The governor said he’s working hard to get it done by the Jan. 6 deadline. His proposal is merely the first step in a long process toward the crafting of a spending plan in the Legislature that will almost certainly look very different by the end.
LePage offered a few clues about problems he’s seen in spending requests.
He said the state’s Office of Information Technology, for example, is seeking a $50 million increase.
LePage said he’s asking why because he wants to know what the return on the investment would be for taxpayers.
The technology office  is responsible for ensuring the state has “safe, secure and high-performing networks and systems.”

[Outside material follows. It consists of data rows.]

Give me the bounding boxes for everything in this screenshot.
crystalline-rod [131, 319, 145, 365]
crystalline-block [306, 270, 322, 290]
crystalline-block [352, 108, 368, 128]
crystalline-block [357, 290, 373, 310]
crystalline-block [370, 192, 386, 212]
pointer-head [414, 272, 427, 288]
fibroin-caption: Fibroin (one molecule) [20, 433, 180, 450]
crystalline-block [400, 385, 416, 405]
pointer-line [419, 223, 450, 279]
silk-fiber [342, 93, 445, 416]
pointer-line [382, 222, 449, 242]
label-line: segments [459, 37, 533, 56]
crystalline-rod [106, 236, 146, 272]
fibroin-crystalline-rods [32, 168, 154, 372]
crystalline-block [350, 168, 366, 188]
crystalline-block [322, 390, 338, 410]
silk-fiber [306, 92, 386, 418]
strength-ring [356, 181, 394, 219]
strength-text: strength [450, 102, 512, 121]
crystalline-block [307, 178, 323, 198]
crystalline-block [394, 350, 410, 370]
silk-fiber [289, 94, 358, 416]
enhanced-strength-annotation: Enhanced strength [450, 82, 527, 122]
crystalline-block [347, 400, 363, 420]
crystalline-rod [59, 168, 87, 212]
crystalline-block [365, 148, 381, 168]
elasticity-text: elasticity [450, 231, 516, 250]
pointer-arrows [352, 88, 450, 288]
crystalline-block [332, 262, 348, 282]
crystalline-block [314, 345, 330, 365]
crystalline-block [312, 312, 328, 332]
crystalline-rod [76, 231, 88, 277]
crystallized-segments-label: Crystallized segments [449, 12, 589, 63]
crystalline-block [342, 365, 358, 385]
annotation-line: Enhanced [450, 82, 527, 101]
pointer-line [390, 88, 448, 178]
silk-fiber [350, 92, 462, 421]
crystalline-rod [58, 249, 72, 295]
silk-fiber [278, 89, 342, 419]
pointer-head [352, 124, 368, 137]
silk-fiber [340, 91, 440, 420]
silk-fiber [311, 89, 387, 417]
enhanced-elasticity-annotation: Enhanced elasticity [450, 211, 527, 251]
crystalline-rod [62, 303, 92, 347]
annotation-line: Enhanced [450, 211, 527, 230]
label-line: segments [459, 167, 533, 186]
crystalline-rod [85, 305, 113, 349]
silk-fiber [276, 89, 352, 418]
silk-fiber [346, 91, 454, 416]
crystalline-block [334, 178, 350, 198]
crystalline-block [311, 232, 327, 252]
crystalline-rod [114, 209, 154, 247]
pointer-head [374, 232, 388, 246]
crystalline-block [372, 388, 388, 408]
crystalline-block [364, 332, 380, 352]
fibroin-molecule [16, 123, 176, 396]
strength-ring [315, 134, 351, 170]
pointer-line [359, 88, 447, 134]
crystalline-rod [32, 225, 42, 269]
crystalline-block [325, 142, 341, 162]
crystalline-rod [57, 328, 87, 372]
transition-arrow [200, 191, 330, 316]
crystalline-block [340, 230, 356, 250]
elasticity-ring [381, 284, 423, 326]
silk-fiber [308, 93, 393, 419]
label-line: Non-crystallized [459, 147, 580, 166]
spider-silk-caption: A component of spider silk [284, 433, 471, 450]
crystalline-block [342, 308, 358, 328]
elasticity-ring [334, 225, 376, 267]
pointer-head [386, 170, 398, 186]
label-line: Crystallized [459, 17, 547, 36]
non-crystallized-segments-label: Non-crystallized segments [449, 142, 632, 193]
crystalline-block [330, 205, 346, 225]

LePage also said the state’s university system is looking for a 15 percent hike.
“The demands are just absolutely unreasonable,” the governor said.

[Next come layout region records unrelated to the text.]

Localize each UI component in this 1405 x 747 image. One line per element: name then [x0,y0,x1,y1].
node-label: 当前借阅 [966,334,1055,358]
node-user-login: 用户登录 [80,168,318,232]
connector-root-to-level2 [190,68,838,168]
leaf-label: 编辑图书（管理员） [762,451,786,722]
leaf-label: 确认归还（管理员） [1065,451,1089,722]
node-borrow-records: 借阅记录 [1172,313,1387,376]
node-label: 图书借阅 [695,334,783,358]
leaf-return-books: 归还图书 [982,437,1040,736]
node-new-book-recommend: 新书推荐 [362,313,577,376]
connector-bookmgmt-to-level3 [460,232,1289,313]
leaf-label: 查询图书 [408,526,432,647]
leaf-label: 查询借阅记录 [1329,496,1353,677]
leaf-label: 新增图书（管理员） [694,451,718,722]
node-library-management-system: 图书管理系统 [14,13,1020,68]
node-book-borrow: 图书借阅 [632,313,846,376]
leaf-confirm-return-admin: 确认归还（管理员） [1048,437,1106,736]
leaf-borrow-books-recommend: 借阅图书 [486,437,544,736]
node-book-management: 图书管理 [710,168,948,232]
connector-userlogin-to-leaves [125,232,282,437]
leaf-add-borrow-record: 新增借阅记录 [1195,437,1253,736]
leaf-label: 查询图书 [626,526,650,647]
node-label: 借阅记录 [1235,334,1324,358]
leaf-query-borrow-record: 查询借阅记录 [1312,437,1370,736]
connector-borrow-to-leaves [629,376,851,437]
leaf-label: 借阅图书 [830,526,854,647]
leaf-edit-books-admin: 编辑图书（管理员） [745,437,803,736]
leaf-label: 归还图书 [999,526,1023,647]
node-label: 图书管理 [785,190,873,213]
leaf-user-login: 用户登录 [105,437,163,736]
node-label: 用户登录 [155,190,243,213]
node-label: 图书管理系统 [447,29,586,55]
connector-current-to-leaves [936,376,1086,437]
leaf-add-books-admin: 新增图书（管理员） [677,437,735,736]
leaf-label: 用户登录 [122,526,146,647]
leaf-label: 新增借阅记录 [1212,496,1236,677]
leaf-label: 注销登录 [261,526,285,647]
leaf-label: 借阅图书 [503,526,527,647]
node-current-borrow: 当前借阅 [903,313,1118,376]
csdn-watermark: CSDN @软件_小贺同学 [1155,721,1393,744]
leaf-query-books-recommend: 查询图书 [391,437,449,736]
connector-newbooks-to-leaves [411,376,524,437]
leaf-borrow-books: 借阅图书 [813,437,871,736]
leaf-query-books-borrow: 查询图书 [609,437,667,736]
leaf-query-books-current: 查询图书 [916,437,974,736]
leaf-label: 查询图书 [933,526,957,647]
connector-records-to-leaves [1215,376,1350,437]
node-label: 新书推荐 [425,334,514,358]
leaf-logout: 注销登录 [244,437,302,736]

He said he told bureaucrats that he didn’t plan to increase spending, but many apparently ignored him.
“Everybody wants to spend,” the governor said.

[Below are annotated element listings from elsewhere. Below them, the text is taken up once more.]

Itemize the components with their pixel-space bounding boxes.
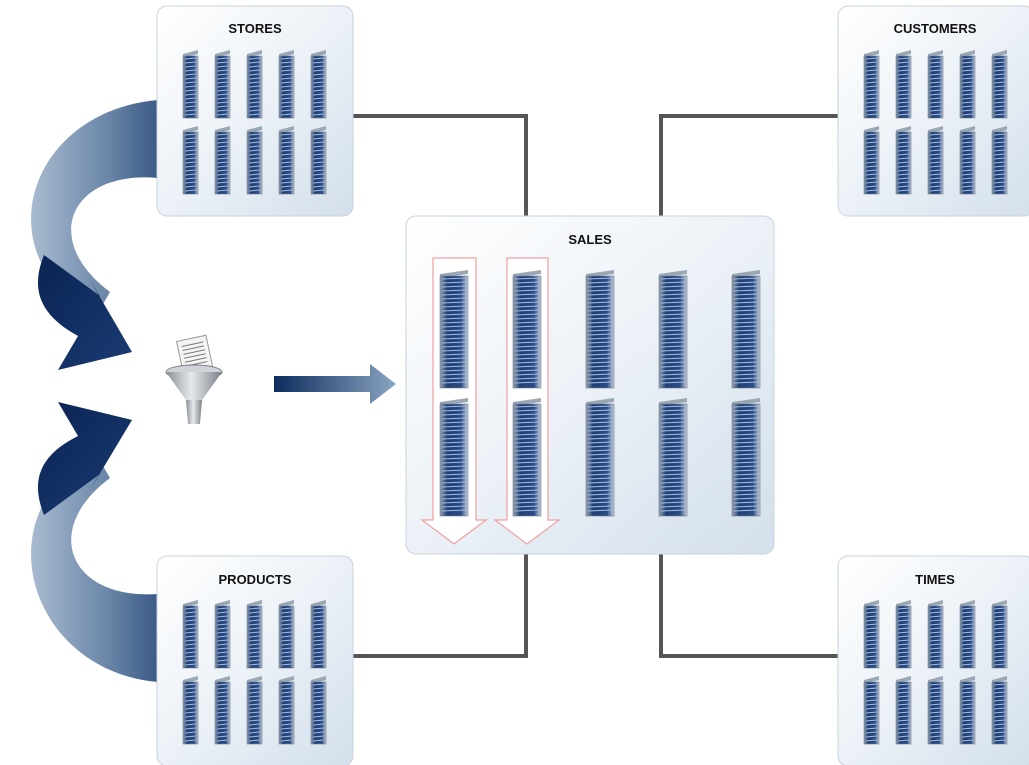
stores-partitions — [182, 50, 327, 195]
partition-block — [278, 676, 295, 745]
times-partitions — [863, 600, 1008, 745]
partition-block — [731, 270, 761, 389]
partition-block — [246, 126, 263, 195]
partition-block — [182, 600, 199, 669]
partition-block — [959, 126, 976, 195]
partition-block — [927, 676, 944, 745]
stores-feed-arrow — [31, 100, 158, 370]
partition-block — [214, 600, 231, 669]
partition-block — [927, 50, 944, 119]
partition-block — [214, 50, 231, 119]
table-products: PRODUCTS — [156, 555, 354, 765]
stores-label: STORES — [228, 21, 282, 36]
partition-block — [959, 50, 976, 119]
partition-block — [214, 676, 231, 745]
partition-block — [439, 398, 469, 517]
partition-block — [182, 676, 199, 745]
connector-stores-sales — [352, 114, 528, 216]
partition-block — [927, 600, 944, 669]
partition-block — [182, 126, 199, 195]
partition-block — [278, 126, 295, 195]
partition-block — [310, 676, 327, 745]
filter-funnel-icon — [165, 334, 223, 424]
partition-block — [512, 270, 542, 389]
partition-block — [895, 50, 912, 119]
partition-block — [991, 126, 1008, 195]
products-feed-arrow — [31, 402, 158, 682]
partition-block — [310, 600, 327, 669]
partition-block — [214, 126, 231, 195]
partition-block — [310, 126, 327, 195]
partition-block — [658, 398, 688, 517]
products-arrow-head-icon — [37, 402, 133, 515]
partition-block — [246, 600, 263, 669]
partition-block — [927, 126, 944, 195]
partition-block — [991, 600, 1008, 669]
stores-arrow-head-icon — [37, 255, 133, 370]
connectors — [352, 114, 838, 658]
customers-partitions — [863, 50, 1008, 195]
times-label: TIMES — [915, 572, 955, 587]
partition-block — [246, 676, 263, 745]
partition-block — [246, 50, 263, 119]
sales-partitions — [439, 270, 761, 517]
connector-products-sales — [352, 554, 528, 658]
partition-block — [863, 676, 880, 745]
partition-block — [658, 270, 688, 389]
partition-block — [863, 600, 880, 669]
products-partitions — [182, 600, 327, 745]
products-label: PRODUCTS — [219, 572, 292, 587]
sales-label: SALES — [568, 232, 612, 247]
partition-block — [959, 676, 976, 745]
partition-block — [278, 50, 295, 119]
partition-block — [863, 126, 880, 195]
partition-block — [278, 600, 295, 669]
partition-block — [991, 676, 1008, 745]
partition-block — [863, 50, 880, 119]
partition-block — [895, 126, 912, 195]
table-customers: CUSTOMERS — [837, 5, 1029, 217]
partition-block — [991, 50, 1008, 119]
table-stores: STORES — [156, 5, 354, 217]
connector-customers-sales — [659, 114, 838, 216]
partition-block — [959, 600, 976, 669]
partition-block — [585, 398, 615, 517]
partition-block — [895, 600, 912, 669]
partition-block — [731, 398, 761, 517]
partition-block — [512, 398, 542, 517]
partition-block — [310, 50, 327, 119]
partition-block — [182, 50, 199, 119]
table-times: TIMES — [837, 555, 1029, 765]
connector-times-sales — [659, 554, 838, 658]
partition-block — [439, 270, 469, 389]
right-arrow-icon — [274, 364, 396, 404]
customers-label: CUSTOMERS — [894, 21, 977, 36]
table-sales: SALES — [405, 215, 775, 555]
partition-block — [585, 270, 615, 389]
partition-block — [895, 676, 912, 745]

LePage said he still intends to deliver a flat-funded budget that doesn’t hike spending over current levels, a move that necessarily means cutting services and personnel because inflation has cut the value of the money a bit over time.
LePage said he has no intention of asking for any income tax increase either.
With revenues falling off, the governor said, officials are left with “a guessing game” as they look ahead.
He said the state’s Consensus Economic Forecasting Committee last month “kicked the can down the road” in terms of trying to predict what the economy will do.
LePage said it didn’t want to try to factor in the impact of the minimum wage hike taking effect Jan. 7 or the higher income tax on top earners that voters imposed — issues the governor said are likely to slam Maine’s economy in the coming year.
“I’m very, very concerned about what the budget’s going to look like,” LePage said.